Ces livres font une large part à la ville, se situent dans un cadre proche, urbain et ouvrier, mais n'offrent pourtant qu'une réminiscence lointaine avec “Bonheur d'occasion” de Gabrielle Roy. En revanche, Marie-Claire Blais y fit entendre bien des harmoniques familières à l'univers romanesque de Réjean Ducharme. Ainsi la mort de Séraphine n'est pas sans rappeler celle de Constance Chlore : elles sont écrasées par un autobus ; leur meilleure amie est coupable d'oubli ; dans les deux cas, l'angélisme ne résiste pas au quotidien qui le broie littéralement. Marie-Claire Blais se reconnaît elle-même une réelle fraternité dans l'errance et dans la solitude avec Réjean Ducharme.

Elle peignit une famille aliénée, une société sans idéal, un univers hostile et menaçant où le gel des esprits se confond avec le gel de l'hiver, où les consciences se débattent dans les glaces de la morne et lugubre culpabilité qui les ronge toutes sous «l'œil de Dieu brillant de malice et de dureté». La médiocrité et la bêtise règnent ; les injustices et les ignominies se multiplient ; la trilogie est traversée par une véritable théorie de morts et de malades. Aussi a-t-on pu reprocher à l’autrice son misérabilisme.

Les plus favorisés tentent bien de s'élever au-dessus de leur condition par le recours à la magie de l'écriture. Mais en vain. Celle-ci se révèle vite inefficace, soit qu'elle se heurte au mur de l'ignorance et des préjugés, soit qu'elle n'arrive pas à se déprendre des rets de l'autorité littéraire et religieuse.

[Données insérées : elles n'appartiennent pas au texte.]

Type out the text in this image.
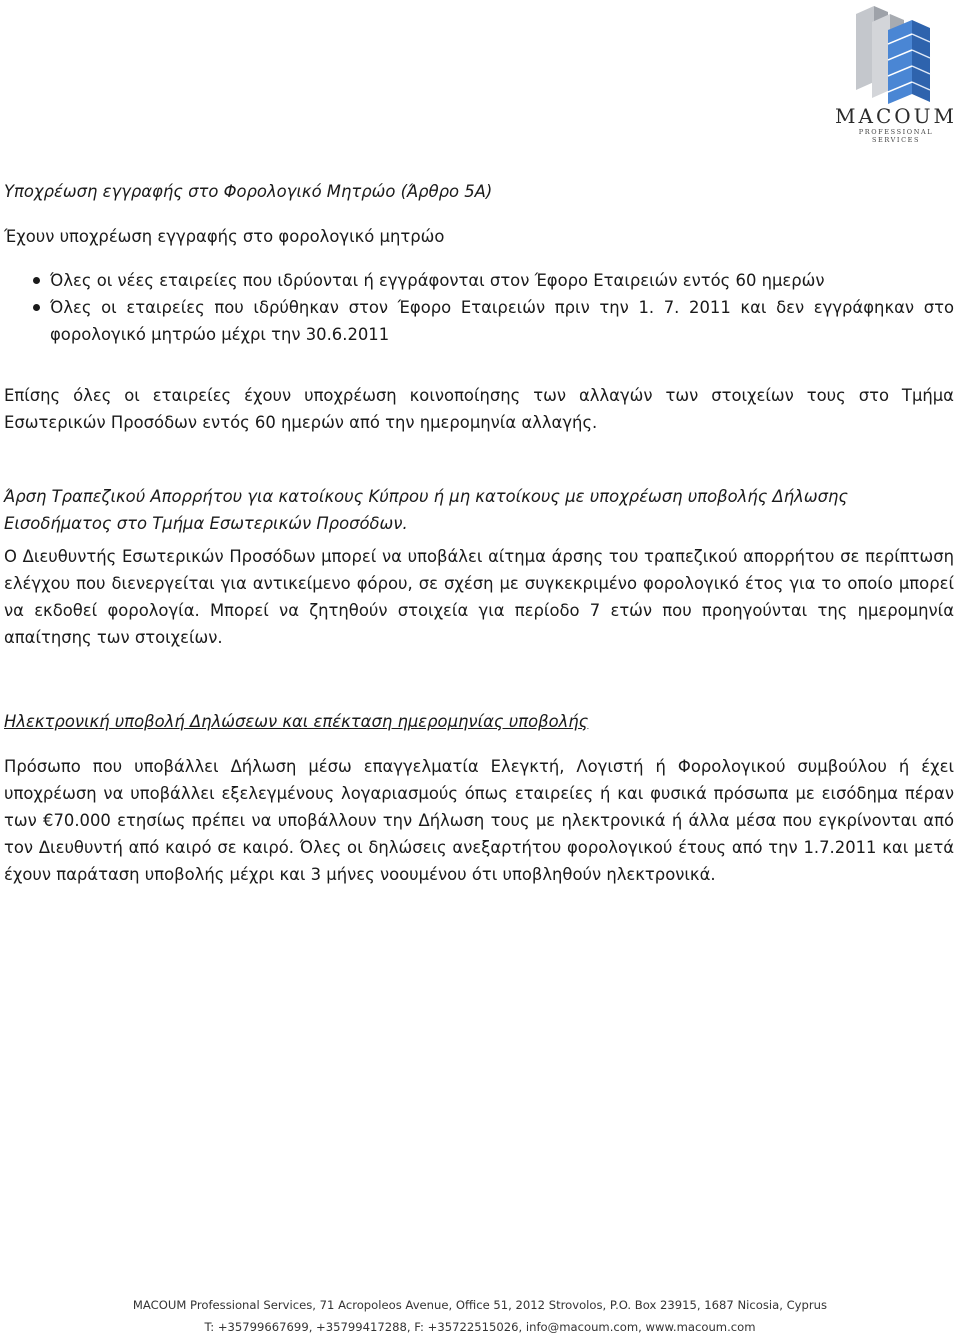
MACOUM
PROFESSIONAL SERVICES

Υποχρέωση εγγραφής στο Φορολογικό Μητρώο (Άρθρο 5Α)

Έχουν υποχρέωση εγγραφής στο φορολογικό μητρώο

Όλες οι νέες εταιρείες που ιδρύονται ή εγγράφονται στον Έφορο Εταιρειών εντός 60 ημερών
Όλες οι εταιρείες που ιδρύθηκαν στον Έφορο Εταιρειών πριν την 1. 7. 2011 και δεν εγγράφηκαν στο φορολογικό μητρώο μέχρι την 30.6.2011

Επίσης όλες οι εταιρείες έχουν υποχρέωση κοινοποίησης των αλλαγών των στοιχείων τους στο Τμήμα Εσωτερικών Προσόδων εντός 60 ημερών από την ημερομηνία αλλαγής.

Άρση Τραπεζικού Απορρήτου για κατοίκους Κύπρου ή μη κατοίκους με υποχρέωση υποβολής Δήλωσης Εισοδήματος στο Τμήμα Εσωτερικών Προσόδων.

Ο Διευθυντής Εσωτερικών Προσόδων μπορεί να υποβάλει αίτημα άρσης του τραπεζικού απορρήτου σε περίπτωση ελέγχου που διενεργείται για αντικείμενο φόρου, σε σχέση με συγκεκριμένο φορολογικό έτος για το οποίο μπορεί να εκδοθεί φορολογία. Μπορεί να ζητηθούν στοιχεία για περίοδο 7 ετών που προηγούνται της ημερομηνία απαίτησης των στοιχείων.

Ηλεκτρονική υποβολή Δηλώσεων και επέκταση ημερομηνίας υποβολής

Πρόσωπο που υποβάλλει Δήλωση μέσω επαγγελματία Ελεγκτή, Λογιστή ή Φορολογικού συμβούλου ή έχει υποχρέωση να υποβάλλει εξελεγμένους λογαριασμούς όπως εταιρείες ή και φυσικά πρόσωπα με εισόδημα πέραν των €70.000 ετησίως πρέπει να υποβάλλουν την Δήλωση τους με ηλεκτρονικά ή άλλα μέσα που εγκρίνονται από τον Διευθυντή από καιρό σε καιρό. Όλες οι δηλώσεις ανεξαρτήτου φορολογικού έτους από την 1.7.2011 και μετά έχουν παράταση υποβολής μέχρι και 3 μήνες νοουμένου ότι υποβληθούν ηλεκτρονικά.

MACOUM Professional Services, 71 Acropoleos Avenue, Office 51, 2012 Strovolos, P.O. Box 23915, 1687 Nicosia, Cyprus
T: +35799667699, +35799417288, F: +35722515026, info@macoum.com, www.macoum.com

L’indomptable Pauline Archange veut mourir à la réalité sordide pour naître à la fiction salvatrice. Consumée très tôt par le désir d'écrire, elle s'abîme dans la quête des secrets de la création pour échapper à cette fangeuse vie, pour disposer du pouvoir de rédemption de l'écriture. Il lui faudra donc, tel Fiodor Dostoïevski, laisser les forces de l'irrationnel s'emparer d'elle : «Dis-moi, devant ce corps tordu, cette face convulsive, pourrais-tu nier, la force, l'irrationnelle violence qui ont saisi l'écrivain quand il pénétrait la vie d'un tel personnage... moi je pense qu'il était à la fois Rogojine et son meurtre et le prince qui avait pitié de lui dans un état de merveilleuse hébétude» (“Les apparences”). Dostoïevski, s'identifiant à la fois au prince idiot et au meurtrier Rogojine, assumant en même temps la pitié et la violence du monde, rappelle les deux pôles qui régissent l'univers torturé des “Manuscrits de Pauline Archange”.